例えば、ほとんどの初見プレイヤーは見逃してしまうような隠し要素がある。しかしそんな隠し要素を二周目であらためてクリアしてみても、物語的にはほとんど目新しい情報を得られるわけではない。プレイヤーには、ただただ、ざらついた感情だけを跡に残す。そんな乱暴なことができるのは、これがゲームであるからだろう。私自身が狩人としてその世界に身を置いて、短くない時間を過ごしてしまったからだ。プレイヤーによる意味(物語)の生成。だからこそ物語を与えられることからも自由になれる。物語という麻薬。それを単に与えるのではなく、プレイヤー自身に生成させるための要素だけはふんだんにふり撒いておく。プレイだけに特化したアブストラクトなゲームではない。ブラッドボーンはそこにご褒美があるように装いつつ、永遠に「おあずけ」をしつづける。それはブラッドボーンの一つの巧みさだろう。*2物量により永遠にクエストを与え続けるゲームとどちらが素晴らしいのか。それは難しいところだが、筆者としては作品としてムダの少ないブラッドボーンに軍配を上げたい。そこには(ニクらしいことだが)プレイヤーと作られたゲーム自体への信頼がある。『プレイヤーは、ストーリーやクエストという目に見えるニンジンを眼前にぶら下げられた馬ではないのだ』という信頼が。ブラッドボーンはボリュームのあるゲームではない。しかし高い満足感を与えてくれる理由があるとしたら、そんな信頼感がプレイヤーに伝わっている点も1つの要因かもしれない。*3

さて、4作挙げた中でほとんど言及していないカオスチャイルド。本作は美少女ゲームであり、萌え的な要素を多分に含んだゲームだ。そしてこれまで書いてきた個々のエピソードと全体の調和という点においては決してブラッドボーンに劣るものではないだろう。しかしここでブラッドボーンにGoTYの座を譲るのは、何もこのジャンルの趣味性ゆえではない。やはりノベルゲームはこうした全体の調和を非常に取りやすい構造であるからだ。本や映画に近く、作者の想定どおりにプレイをデザインできる。この点においてゲーム的な行為の選択を与えてくれるブラッドボーンに大賞の座を与えたいと考える。なお、カオスチャイルドについてはこちらの記事で大いに語ったので、プレイされた方は是非読んでいただければと思う。今年最も応援したゲームである。*4

 

わたしにとって新しいゲームをプレイする意味は、何か新しいもの、これまでと違うものを見るためであるという部分が大きい。もちろんそうでない人も多いだろう。また何をもって「新しい」というのかも人によって異なるだろう。いずれにしろ、来年も筆者にとって何か「新しさ」に出会える年であることを願いたい。

 

 

*1:FO4のクラフト要素はストーリーテリングの手法として非常に面白いと思っている。この拠点クラフトによって、プレイヤーは単に拠点を作る快感を得るのではなく、物語の一部に参加する楽しさを得る。ただ荒削りだ。

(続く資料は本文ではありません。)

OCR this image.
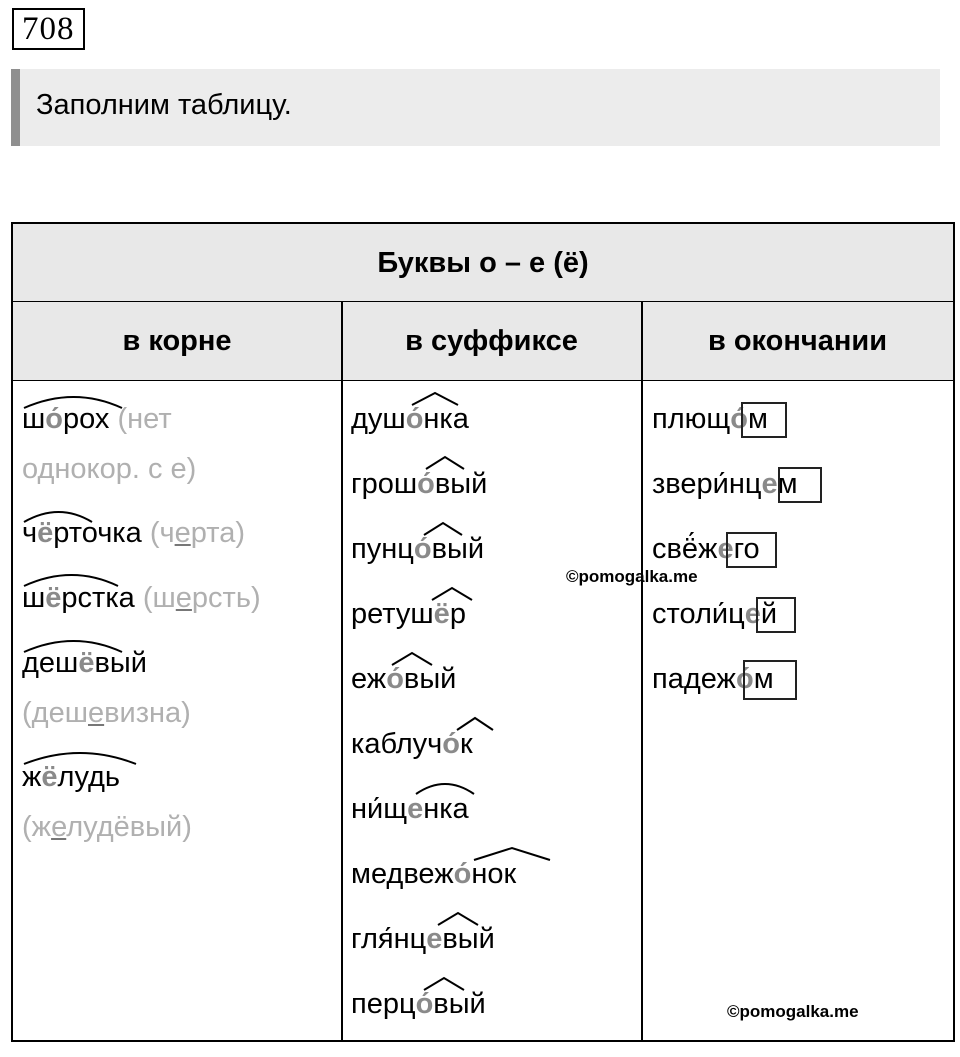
708
Заполним таблицу.
Буквы о – е (ё)
в корне	в суффиксе	в окончании
шо́рох (нет
однокор. с е)
чёрточка (черта)
шёрстка (шерсть)
дешёвый
(дешевизна)
жёлудь
(желудёвый)
душо́нка
грошо́вый
пунцо́вый
ретушёр
ежо́вый
каблучо́к
ни́щенка
медвежо́нок
гля́нцевый
перцо́вый
©pomogalka.me
плющо́м
звери́нцем
свё́жего
столи́цей
падежо́м
©pomogalka.me
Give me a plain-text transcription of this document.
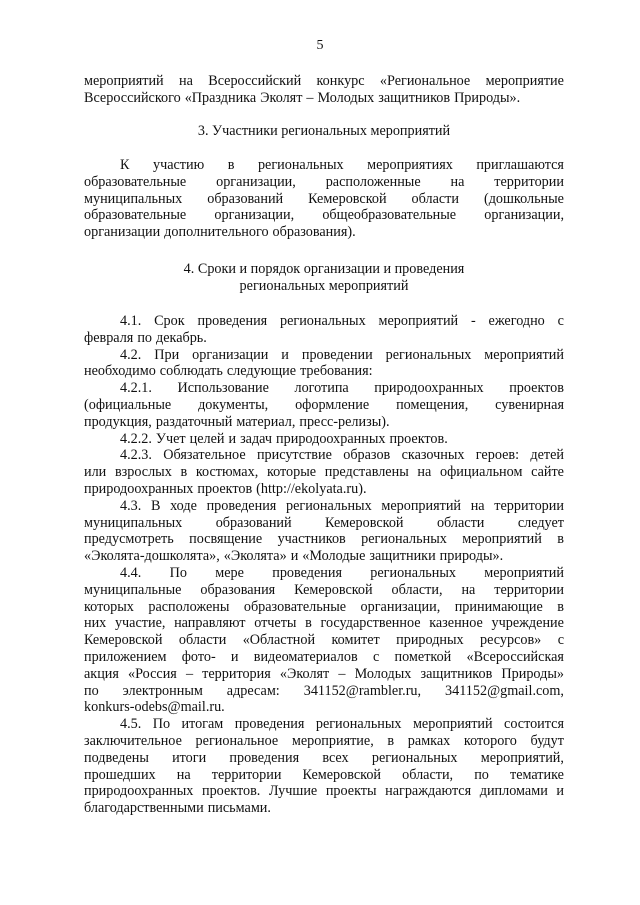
5
мероприятий на Всероссийский конкурс «Региональное мероприятие
Всероссийского «Праздника Эколят – Молодых защитников Природы».
3. Участники региональных мероприятий
К участию в региональных мероприятиях приглашаются
образовательные организации, расположенные на территории
муниципальных образований Кемеровской области (дошкольные
образовательные организации, общеобразовательные организации,
организации дополнительного образования).
4. Сроки и порядок организации и проведения
региональных мероприятий
4.1. Срок проведения региональных мероприятий - ежегодно с
февраля по декабрь.
4.2. При организации и проведении региональных мероприятий
необходимо соблюдать следующие требования:
4.2.1. Использование логотипа природоохранных проектов
(официальные документы, оформление помещения, сувенирная
продукция, раздаточный материал, пресс-релизы).
4.2.2. Учет целей и задач природоохранных проектов.
4.2.3. Обязательное присутствие образов сказочных героев: детей
или взрослых в костюмах, которые представлены на официальном сайте
природоохранных проектов (http://ekolyata.ru).
4.3. В ходе проведения региональных мероприятий на территории
муниципальных образований Кемеровской области следует
предусмотреть посвящение участников региональных мероприятий в
«Эколята-дошколята», «Эколята» и «Молодые защитники природы».
4.4. По мере проведения региональных мероприятий
муниципальные образования Кемеровской области, на территории
которых расположены образовательные организации, принимающие в
них участие, направляют отчеты в государственное казенное учреждение
Кемеровской области «Областной комитет природных ресурсов» с
приложением фото- и видеоматериалов с пометкой «Всероссийская
акция «Россия – территория «Эколят – Молодых защитников Природы»
по электронным адресам: 341152@rambler.ru, 341152@gmail.com,
konkurs-odebs@mail.ru.
4.5. По итогам проведения региональных мероприятий состоится
заключительное региональное мероприятие, в рамках которого будут
подведены итоги проведения всех региональных мероприятий,
прошедших на территории Кемеровской области, по тематике
природоохранных проектов. Лучшие проекты награждаются дипломами и
благодарственными письмами.
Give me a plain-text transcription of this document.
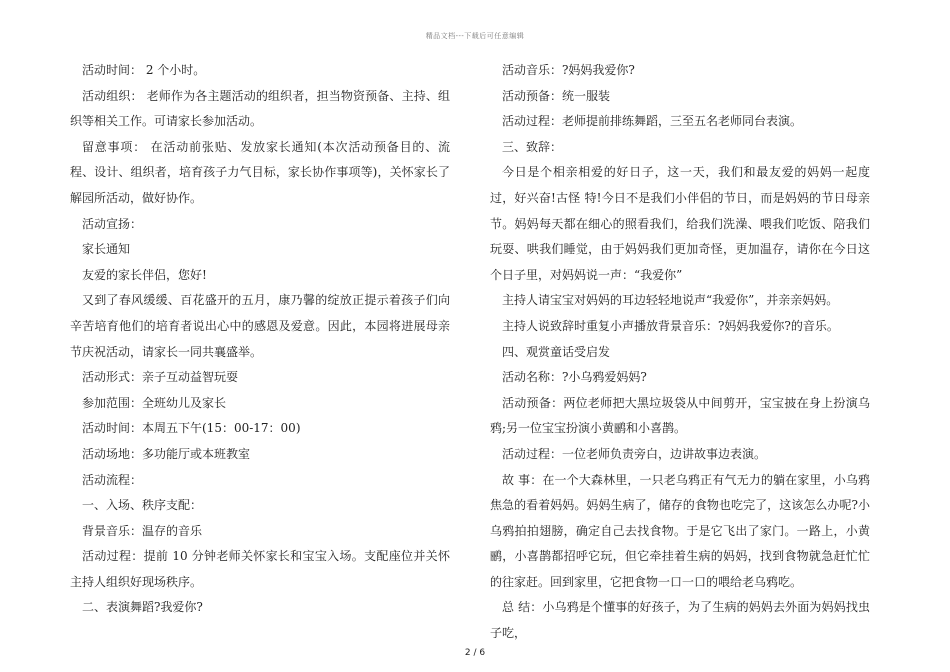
精品文档---下载后可任意编辑

活动时间： 2 个小时。

活动组织： 老师作为各主题活动的组织者，担当物资预备、主持、组织等相关工作。可请家长参加活动。

留意事项： 在活动前张贴、发放家长通知(本次活动预备目的、流程、设计、组织者，培育孩子力气目标，家长协作事项等)，关怀家长了解园所活动，做好协作。

活动宣扬：

家长通知

友爱的家长伴侣，您好!

又到了春风缓缓、百花盛开的五月，康乃馨的绽放正提示着孩子们向辛苦培育他们的培育者说出心中的感恩及爱意。因此，本园将进展母亲节庆祝活动，请家长一同共襄盛举。

活动形式：亲子互动益智玩耍

参加范围：全班幼儿及家长

活动时间：本周五下午(15：00-17：00)

活动场地：多功能厅或本班教室

活动流程：

一、入场、秩序支配：

背景音乐：温存的音乐

活动过程：提前 10 分钟老师关怀家长和宝宝入场。支配座位并关怀主持人组织好现场秩序。

二、表演舞蹈?我爱你?

活动音乐：?妈妈我爱你?

活动预备：统一服装

活动过程：老师提前排练舞蹈，三至五名老师同台表演。

三、致辞：

今日是个相亲相爱的好日子，这一天，我们和最友爱的妈妈一起度过，好兴奋!古怪 特!今日不是我们小伴侣的节日，而是妈妈的节日母亲节。妈妈每天都在细心的照看我们，给我们洗澡、喂我们吃饭、陪我们玩耍、哄我们睡觉，由于妈妈我们更加奇怪，更加温存，请你在今日这个日子里，对妈妈说一声：“我爱你”

主持人请宝宝对妈妈的耳边轻轻地说声“我爱你”，并亲亲妈妈。

主持人说致辞时重复小声播放背景音乐：?妈妈我爱你?的音乐。

四、观赏童话受启发

活动名称：?小乌鸦爱妈妈?

活动预备：两位老师把大黑垃圾袋从中间剪开，宝宝披在身上扮演乌鸦;另一位宝宝扮演小黄鹂和小喜鹊。

活动过程：一位老师负责旁白，边讲故事边表演。

故 事：在一个大森林里，一只老乌鸦正有气无力的躺在家里，小乌鸦焦急的看着妈妈。妈妈生病了，储存的食物也吃完了，这该怎么办呢?小乌鸦拍拍翅膀，确定自己去找食物。于是它飞出了家门。一路上，小黄鹂，小喜鹊都招呼它玩，但它牵挂着生病的妈妈，找到食物就急赶忙忙的往家赶。回到家里，它把食物一口一口的喂给老乌鸦吃。

总 结：小乌鸦是个懂事的好孩子，为了生病的妈妈去外面为妈妈找虫子吃，

2 / 6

*2:ダークソウルやデモンズソウルにもこうしたおあずけ的な仕掛けはあった。しかしブラッドボーンでは以下の2点によりその方向性・デザインの意図が明確ではないかと思っている。1つは、クトゥルフ神話という既存のモチーフへの明確な参照。これは何かある、と思わせることに一役買っている。完全オリジナルな世界だけではなく、広がりを感じさせる。2つ目はオープンワールドへの拘りのなさ。ダークソウルでこだわった1つの世界というモチーフは、デモンズソウル的な拠点システムへと回帰している。広くて大きな世界(物量的価値)からの決別を意味するのではないか。

*3:トロフィーの解除率を見ると、ラスボスと戦わないで、この悪夢から抜け出るというルートが最も解除率が低い。このことは非常に象徴的だ

*4:実際は昨年、XBOX ONEでリリースされたのだが、筆者は今年になってようやくプレイした。